Inej’s expression doesn’t change, and it strikes her that this is the kind of interaction that before would have made her need time alone, to wait for her shredded insides to scab over into something more manageable before interacting with people again – a quick process but still a necessary one. But she’s different now. She doesn’t need that kind of time because everything just feels kind of numb, like her body is floating, just a little.
Her hands are resting on the edge of her seat, beside her thighs. She grips the plank and grounds herself in this way.

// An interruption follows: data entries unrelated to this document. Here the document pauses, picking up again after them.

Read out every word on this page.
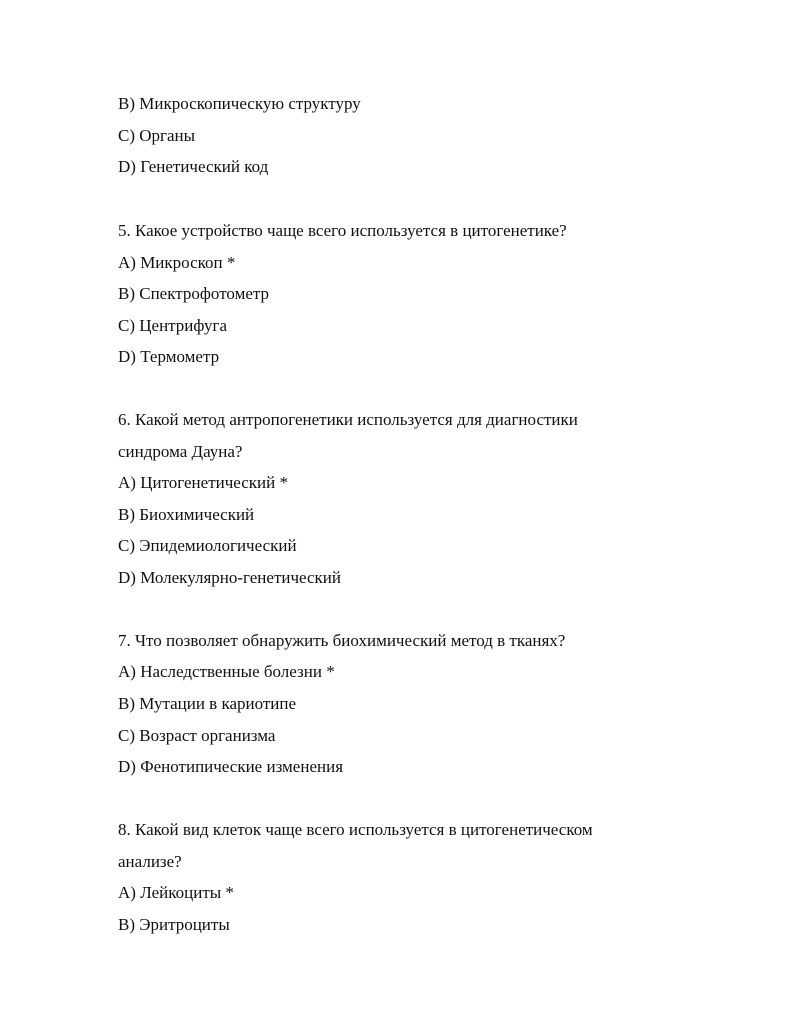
B) Микроскопическую структуру
C) Органы
D) Генетический код
5. Какое устройство чаще всего используется в цитогенетике?
A) Микроскоп *
B) Спектрофотометр
C) Центрифуга
D) Термометр
6. Какой метод антропогенетики используется для диагностики
синдрома Дауна?
A) Цитогенетический *
B) Биохимический
C) Эпидемиологический
D) Молекулярно-генетический
7. Что позволяет обнаружить биохимический метод в тканях?
A) Наследственные болезни *
B) Мутации в кариотипе
C) Возраст организма
D) Фенотипические изменения
8. Какой вид клеток чаще всего используется в цитогенетическом
анализе?
A) Лейкоциты *
B) Эритроциты
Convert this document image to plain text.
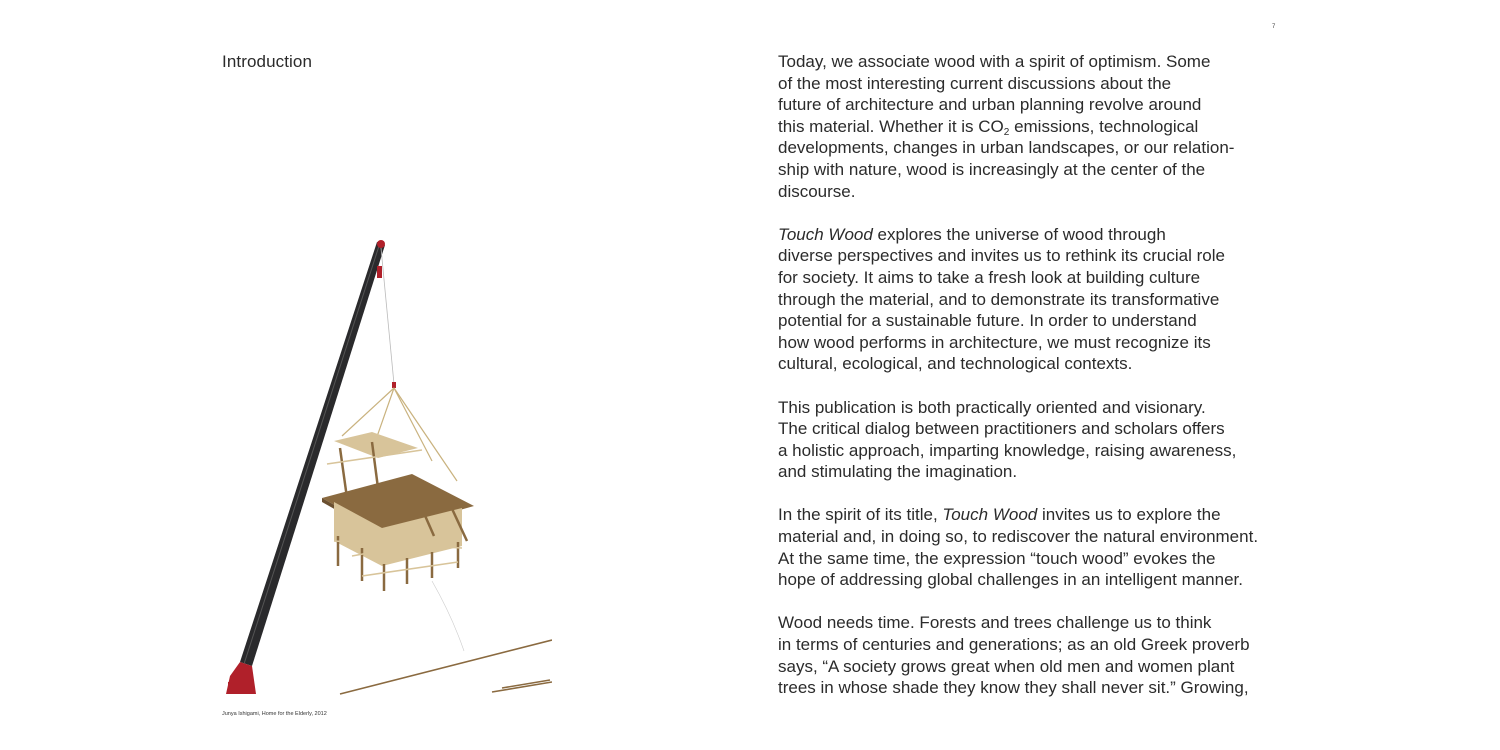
7
Introduction
Junya Ishigami, Home for the Elderly, 2012

Today, we associate wood with a spirit of optimism. Some
of the most interesting current discussions about the
future of architecture and urban planning revolve around
this material. Whether it is $CO_2$ emissions, technological
developments, changes in urban landscapes, or our relation-
ship with nature, wood is increasingly at the center of the
discourse.

Touch Wood explores the universe of wood through
diverse perspectives and invites us to rethink its crucial role
for society. It aims to take a fresh look at building culture
through the material, and to demonstrate its transformative
potential for a sustainable future. In order to understand
how wood performs in architecture, we must recognize its
cultural, ecological, and technological contexts.

This publication is both practically oriented and visionary.
The critical dialog between practitioners and scholars offers
a holistic approach, imparting knowledge, raising awareness,
and stimulating the imagination.

In the spirit of its title, Touch Wood invites us to explore the
material and, in doing so, to rediscover the natural environment.
At the same time, the expression “touch wood” evokes the
hope of addressing global challenges in an intelligent manner.

Wood needs time. Forests and trees challenge us to think
in terms of centuries and generations; as an old Greek proverb
says, “A society grows great when old men and women plant
trees in whose shade they know they shall never sit.” Growing,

“So why did you bring it up?”
“The language and mannerisms of captors – Drüskelle or Witch Hunter or Slaver or Whatever. It’s all the same. And it’s designed to make you feel worthless, because if you feel worthless, you are easier to manipulate. When you’re easy to manipulate, it’s easy to become an instrument for something else: coin or power or some fucked up religious belief. I don’t think I’m saying anything that you don’t know, but I’m saying that the reason why everyone uses similar tactics is because, even if you know what they are, they are effective . We’re not meant to get through those kinds of situations alone, which is why they also try to cut you off from community.”
Inej thinks of Kaz, with trust hard-won and such friction with the entire world, believing the blood on his hands to last forever. “So much of this life is lived alone.”
“But not all of it, hmm?” asks Nina, with that honey thing she does with her voice sometimes that Inej used to think was really laying it on thick but now is something Inej sees as something kind of sweet. “Just offering to be a reminder, if you need.”
Inej inclines her head in the smallest of nods, which she knows Nina can perceive.
Nina’s right, of course, it doesn’t make much difference, but it doesn’t hurt.
They don’t speak of this often after this conversation, but something changes between them as a result of it. It’s not like they become closer or softer or any of those things, but they’d had the kind of conversation that forms the foundation of understanding, of something very strong. The only thing left is to build on top of that. So they do.